В комнате что-то упало, шаркнуло. Вначале, я вздрогнула, но успокоилась – наверное, папа всё-таки встал. Я нашла в себе сил подняться, но к горлу подкатила тошнота, и я открыла форточку, чтобы кухня наполнилась свежим воздухом.
– Чувствую, на завтрак сегодня что-то… Очень вкусное, да? – это был отец. Сначала он головой выглянул из-за рамы двери, затем вышел полностью. На нем была пижама, которую он пытался скрыть старым синим халатом.
– Угадал. Яичница с укропом и беконом. Я знаю, что это твое любимое.
– И то правда, – отец сонно улыбнулся и подошёл ко мне, чтобы погладить меня по голове. В такие моменты его тепло придавало мне сил.
Он всегда был одинок, но всегда улыбался, а его руки согревали своим теплом вместо материнских. Он не был вдовцом, но мать стала баловаться алкоголем и наркотиками, когда появилась я, и с моих четырех лет я ее не видела. Уже тогда они с папой сильно поссорились, и теперь я совсем не помнила, как она выглядела. Не помню не только ее внешности, даже голоса…
– Мне уже надо идти, пап… – я увидела время на часах и вскочила, боясь опоздать.

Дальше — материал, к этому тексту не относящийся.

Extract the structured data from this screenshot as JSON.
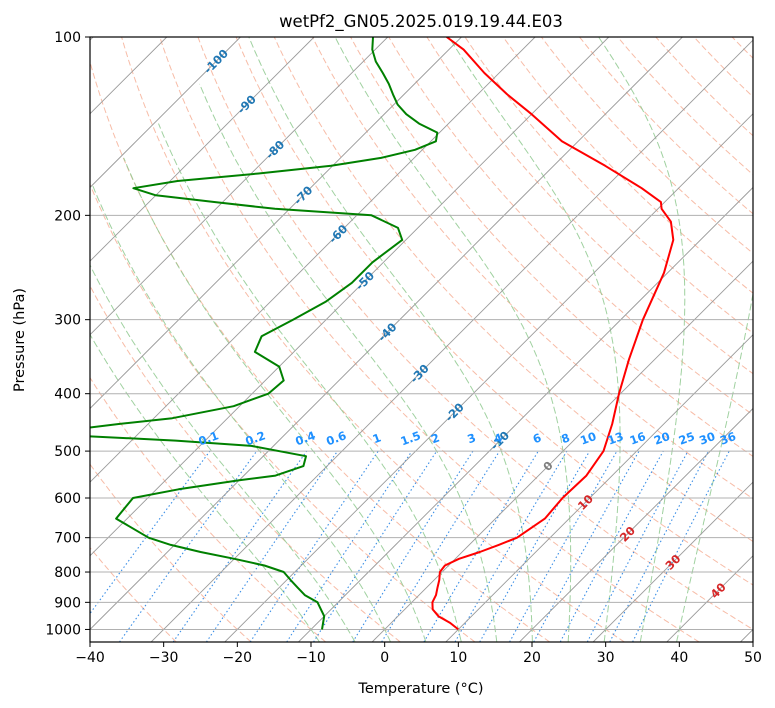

Даже боль в животе была не так страшна, как выговор в школе.
– Ты уже успела собраться?
– Конечно. Я же вчера до ночи сидела за уроками – мне грех забыть что-то после этого.
Он добро улыбнулся, выпрямил спину. Я же к нему подошла и чмокнула его в небритую щеку. Отпуская меня, он выглядел не столько грустным, сколько испуганным. Наверное, он догадался о том, что происходило со мной в школе…
– Аккуратнее через дорогу, хорошо? – пробубнил он, а я посмеялась и кивнула.
– Хорошо.
Когда я вышла, он еще долго стоял у окна и провожал меня взглядом. Его потерявшие юность изумрудные глаза грустно глядели на то, как весело я шагала до угла дома, и с поворотом отец пропадал из поля зрения. Тут и кончалась безопасная зона. После поворота у угла шла темная улочка, где ходило всего около трех человек, не включая сейчас идущую меня с сумкой в руках. Мгновенно внутри меня появилась какая-то паника, нелепые трагичные сцены представлялись в голове. Одно счастье было, что меня не тошнило из-за этих спазмов в этот раз. В школе меня уже прозвали «дракошкой» из-за того, что на уроках приходилось выворачивать все наружу при малейшем стрессе, словно дракон выходит из берлоги и начинает изрыгать пламя откуда-то изнутри.
Я быстро шла, лишь косо поглядывая на мимо проходящих людей, оттого часто врезаясь в других. Часто женщины на длинный каблуках или мужчины в офисных костюмах врезались в меня и затем из них сыпалась брань, а мой страх усиливался еще больше.
Длинные ноги заплетались, я спотыкалась. Каждый раз, глядя на себя в витрины магазинов, я стыдилась себя перед собственным отражением. Раздражало, какими тощими были ноги, словно спички, и какими броскими из-за этого казались ботинки, купленные папой на Новый Год. Раздражало, как в глаза лезли вьющиеся светлые волосы, передавшиеся по наследству мне от мамы. Раздражало, что никуда не могла деться привычка кусать губы. Раздражало то, что все раздражало.